Although Bob has turned a great deal of attention to Hollywood, he still creates art and takes commissions. He has said he enjoys commissions because fans sometimes come up with great ideas. Furthermore, he gets to revisit past artwork and fix errors he made then.


Not only has Layton worked on many well-known comic books, he has also designed a huge number of marketing items. He has created artwork for merchandise clam shells, and his art adorns thousands of items for sale. He has been called the “unofficial king of Marvel merchandising.”
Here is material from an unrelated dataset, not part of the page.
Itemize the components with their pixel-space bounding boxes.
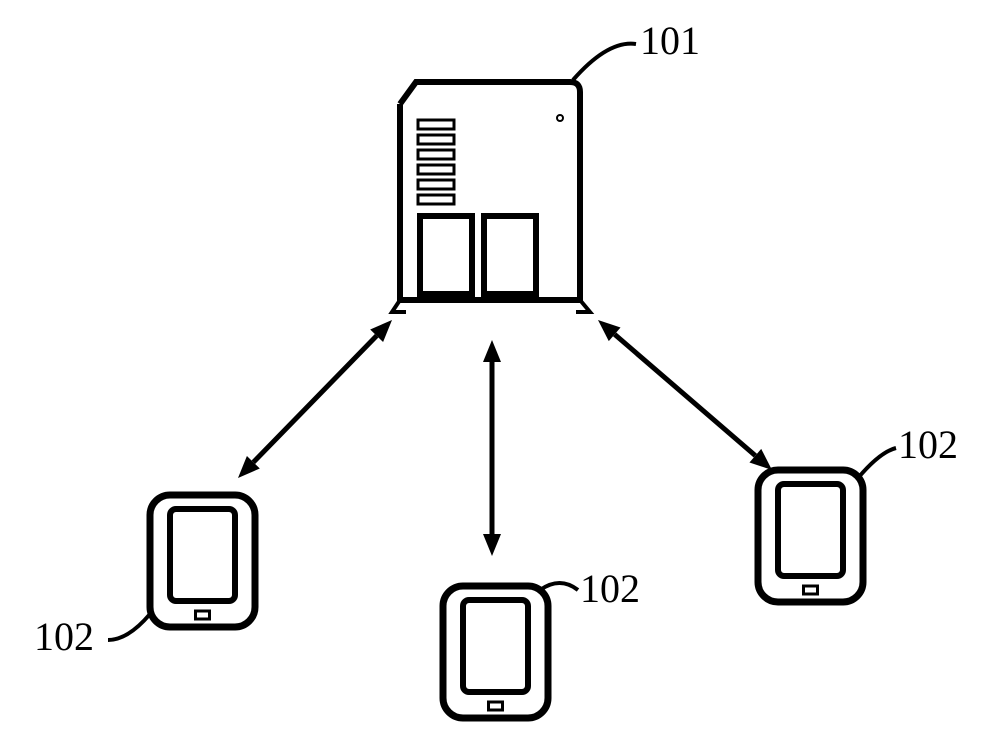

Although Bob’s original mentor, Wally Wood, taught him the concise inking style, he has become an inking legend and inspiration in his own right. It would be difficult, if not impossible, not to see his influence on inking even now. Steven Thompson wrote on the Forces of Geek website that Bob’s work “just shines—especially the armor itself…” Originally apologizing to George Tuska for his first inking for Marvel, Layton later became an inspiration to others. With his pen in hand, he is a master at using line weights, using what Bob Almond described “a slick, hard-edged and angular line… especially his metal textures.” His lines can vary from whisper thin to thick and bold. Layton was an early adopter of the well-known “dots & dashes” technique in inking. This led to inspiring other inkers such as Scott Williams to adopt this style. He credits co-collaborator Barry Windsor-Smith for helping him master an organic rendering style he later used in works such as an X-O Manowar #1 cover recreation. All a fan needs to do is look at his metal angular inking techniques and organic smoke clouds to see that Bob’s work can teach as well as entertain.
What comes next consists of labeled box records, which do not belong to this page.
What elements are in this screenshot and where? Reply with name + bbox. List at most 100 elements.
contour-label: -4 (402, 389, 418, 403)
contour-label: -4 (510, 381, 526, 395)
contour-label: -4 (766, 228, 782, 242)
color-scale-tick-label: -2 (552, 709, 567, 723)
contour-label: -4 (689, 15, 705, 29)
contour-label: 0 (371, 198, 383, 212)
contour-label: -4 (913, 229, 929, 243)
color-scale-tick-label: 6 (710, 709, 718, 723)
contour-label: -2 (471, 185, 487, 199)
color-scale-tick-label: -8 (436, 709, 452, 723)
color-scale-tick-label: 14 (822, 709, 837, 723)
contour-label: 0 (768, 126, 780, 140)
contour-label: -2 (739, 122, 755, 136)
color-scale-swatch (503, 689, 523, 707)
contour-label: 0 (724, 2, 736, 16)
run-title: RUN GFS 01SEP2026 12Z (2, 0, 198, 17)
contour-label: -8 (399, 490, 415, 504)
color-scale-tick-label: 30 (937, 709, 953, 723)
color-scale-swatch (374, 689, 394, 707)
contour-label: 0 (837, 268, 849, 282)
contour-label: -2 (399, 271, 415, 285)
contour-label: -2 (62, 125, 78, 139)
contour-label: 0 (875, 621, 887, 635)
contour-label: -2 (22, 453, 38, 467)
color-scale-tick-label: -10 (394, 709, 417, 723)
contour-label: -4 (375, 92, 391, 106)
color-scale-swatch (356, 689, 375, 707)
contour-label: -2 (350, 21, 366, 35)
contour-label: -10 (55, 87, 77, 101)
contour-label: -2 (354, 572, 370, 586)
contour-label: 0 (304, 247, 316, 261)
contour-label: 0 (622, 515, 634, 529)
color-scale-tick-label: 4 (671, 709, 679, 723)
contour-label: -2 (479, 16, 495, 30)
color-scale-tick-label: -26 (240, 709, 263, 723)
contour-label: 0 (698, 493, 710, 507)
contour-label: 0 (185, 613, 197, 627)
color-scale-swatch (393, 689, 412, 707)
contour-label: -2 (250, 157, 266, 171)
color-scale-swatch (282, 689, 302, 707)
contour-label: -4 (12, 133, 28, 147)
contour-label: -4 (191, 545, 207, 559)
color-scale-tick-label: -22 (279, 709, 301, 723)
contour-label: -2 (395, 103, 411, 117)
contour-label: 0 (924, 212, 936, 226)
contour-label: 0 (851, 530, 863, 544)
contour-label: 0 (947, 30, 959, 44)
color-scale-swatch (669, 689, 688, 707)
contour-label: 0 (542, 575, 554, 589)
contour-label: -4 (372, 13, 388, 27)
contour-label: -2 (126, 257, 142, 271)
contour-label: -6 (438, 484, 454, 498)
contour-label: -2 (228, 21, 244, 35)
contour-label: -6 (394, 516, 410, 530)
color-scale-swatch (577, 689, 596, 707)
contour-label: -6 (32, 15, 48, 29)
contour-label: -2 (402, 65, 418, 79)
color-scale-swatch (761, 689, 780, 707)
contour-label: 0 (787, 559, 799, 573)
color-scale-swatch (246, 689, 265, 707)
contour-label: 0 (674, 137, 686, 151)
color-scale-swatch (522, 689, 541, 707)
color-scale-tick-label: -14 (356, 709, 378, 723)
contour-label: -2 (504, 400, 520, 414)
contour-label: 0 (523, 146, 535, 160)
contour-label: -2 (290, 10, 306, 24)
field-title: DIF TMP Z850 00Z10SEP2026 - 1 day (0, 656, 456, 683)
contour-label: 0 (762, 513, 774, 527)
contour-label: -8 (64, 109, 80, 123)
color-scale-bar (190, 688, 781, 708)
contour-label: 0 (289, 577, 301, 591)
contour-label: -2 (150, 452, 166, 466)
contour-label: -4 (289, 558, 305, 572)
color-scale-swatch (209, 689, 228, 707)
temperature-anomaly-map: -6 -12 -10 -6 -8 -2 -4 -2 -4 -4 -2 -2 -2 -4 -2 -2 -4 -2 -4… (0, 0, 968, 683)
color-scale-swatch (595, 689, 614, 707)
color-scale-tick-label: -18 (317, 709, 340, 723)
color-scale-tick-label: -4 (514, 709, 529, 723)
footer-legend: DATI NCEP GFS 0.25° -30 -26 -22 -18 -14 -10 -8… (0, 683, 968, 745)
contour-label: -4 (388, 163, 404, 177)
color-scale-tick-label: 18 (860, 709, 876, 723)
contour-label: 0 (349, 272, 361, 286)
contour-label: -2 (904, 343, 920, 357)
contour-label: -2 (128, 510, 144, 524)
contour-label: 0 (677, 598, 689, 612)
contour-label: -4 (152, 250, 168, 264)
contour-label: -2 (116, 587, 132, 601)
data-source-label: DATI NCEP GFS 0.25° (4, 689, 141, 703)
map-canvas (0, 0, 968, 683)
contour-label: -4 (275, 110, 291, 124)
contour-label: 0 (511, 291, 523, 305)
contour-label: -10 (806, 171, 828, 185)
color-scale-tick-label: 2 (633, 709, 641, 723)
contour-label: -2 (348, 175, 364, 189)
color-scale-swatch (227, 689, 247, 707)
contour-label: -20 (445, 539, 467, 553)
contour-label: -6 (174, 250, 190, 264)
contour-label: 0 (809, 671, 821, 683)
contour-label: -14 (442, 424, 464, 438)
From his first comic book at age four to his work on favorite characters and books to his work in Hollywood, Bob Layton has definitely had his share of what he calls a life of “a series of successful mistakes.” He is sort of a modern renaissance artist. He started at the bottom, worked and improved his way up to nearly every aspect of comic book production, even being assisted by his daughter with learning coloring for his commissions during the Covid-19 pandemic. Bob’s inking was no small part in that achievement and has earned him a place in the Inkwell Awards’ Sinnott Hall Of Fame.

Article by Ray Burke, Inkwell Awards senior contributor, chronicler and multimedia coordinator, sometimes indie letterer, possible wizard.